(BBC URL gakked from dafydd)
The final eight designs for the World Trade Center memorial have been unveiled. Two sets of photos are available that I'm aware of -- the BBC has one photo per design, SFGate has two to four. The SFGate pictures do them better justice, I think.
From the BBC photos, I like "Suspending Memory" and "Passages of Light" the best, but I couldn't really decide on a preference between them. Then I looked at the SFGate photos.
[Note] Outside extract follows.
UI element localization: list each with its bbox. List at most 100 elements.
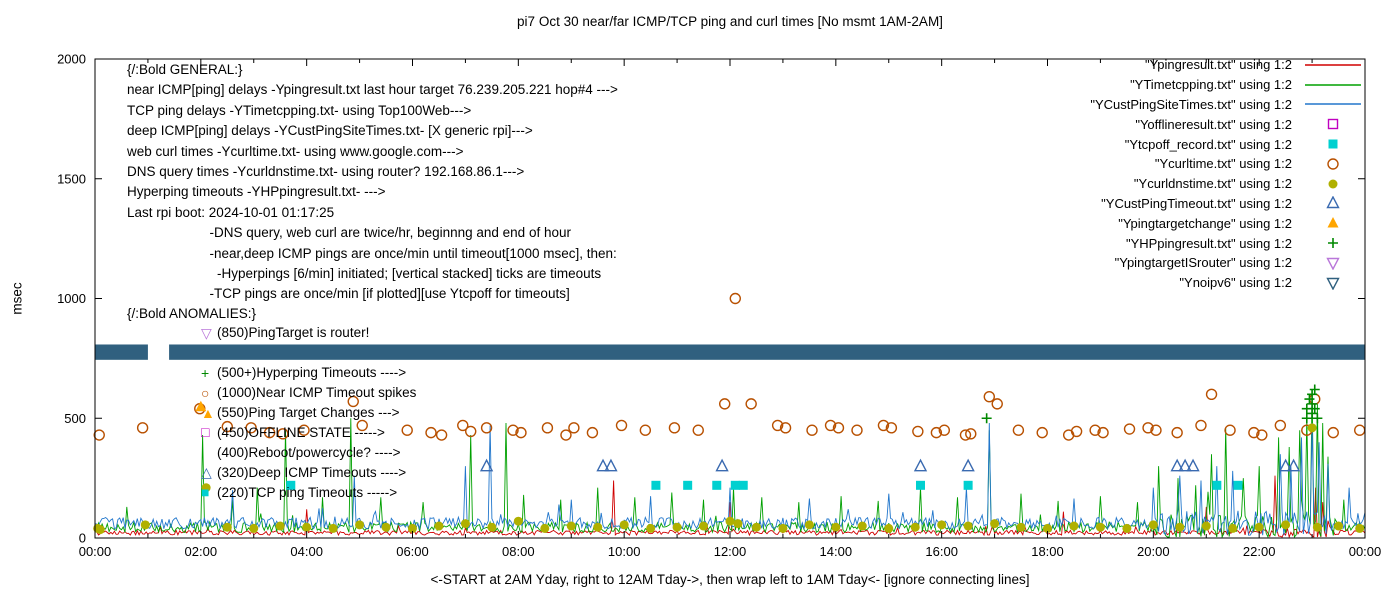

"Reflecting Absence" doesn't do it for me ... it's too sterile, too enclosed, too walled-off. I get the feeling it commemorates the buildings, not the victims. "Votives in Suspension" is an interesting idea, but it's very abstract, and I wonder about maintenance issues. I very much like "Passages of Light", particularly the way it ribbons the names of rescuers among those of the victims. "Inversion of Light" and "Dual Memory" are also good, but I dislike the idea of randomly scattering victims' names ... people who lost friends, relatives or family members there should be able to find their names without having to search the entire site.

And then there's "Suspending Memory." Just look at this (full-size view here).
The others are memorials. Just memorials.
"Suspending Memory" is an elegy. It's poetry made physical. It reached out and grabbed me. It's also the only memorial design that commemorates those killed at the Pentagon and in Pennsylvania as well as those who died in the WTC.
So there's my votes ... "Suspending Memory" followed by "Passages of Light". ("Passages of Light" is currently leading in the BBC's informal poll.)
no subject
I question whether evoking the "gardens of stone" motif of a military cemetary is wise
Interesting. To me, it doesn't convey "military cemetery" ... more some kind of odd hybrid between a cemetery and Lothlorien. It's filled with light, there's individual memorials for each victim, and the actual memorials are on the ground where they all died. Those two memorial islands standing by themselves in the one great lake of still water sort of say to me, "This shall stand forever separate and inviolate. The world outside may not invade it. This space is sacred for all time."
I want to know what
fimbrethil thinks.
An excellent point . . . I'd like to hear her views on it too.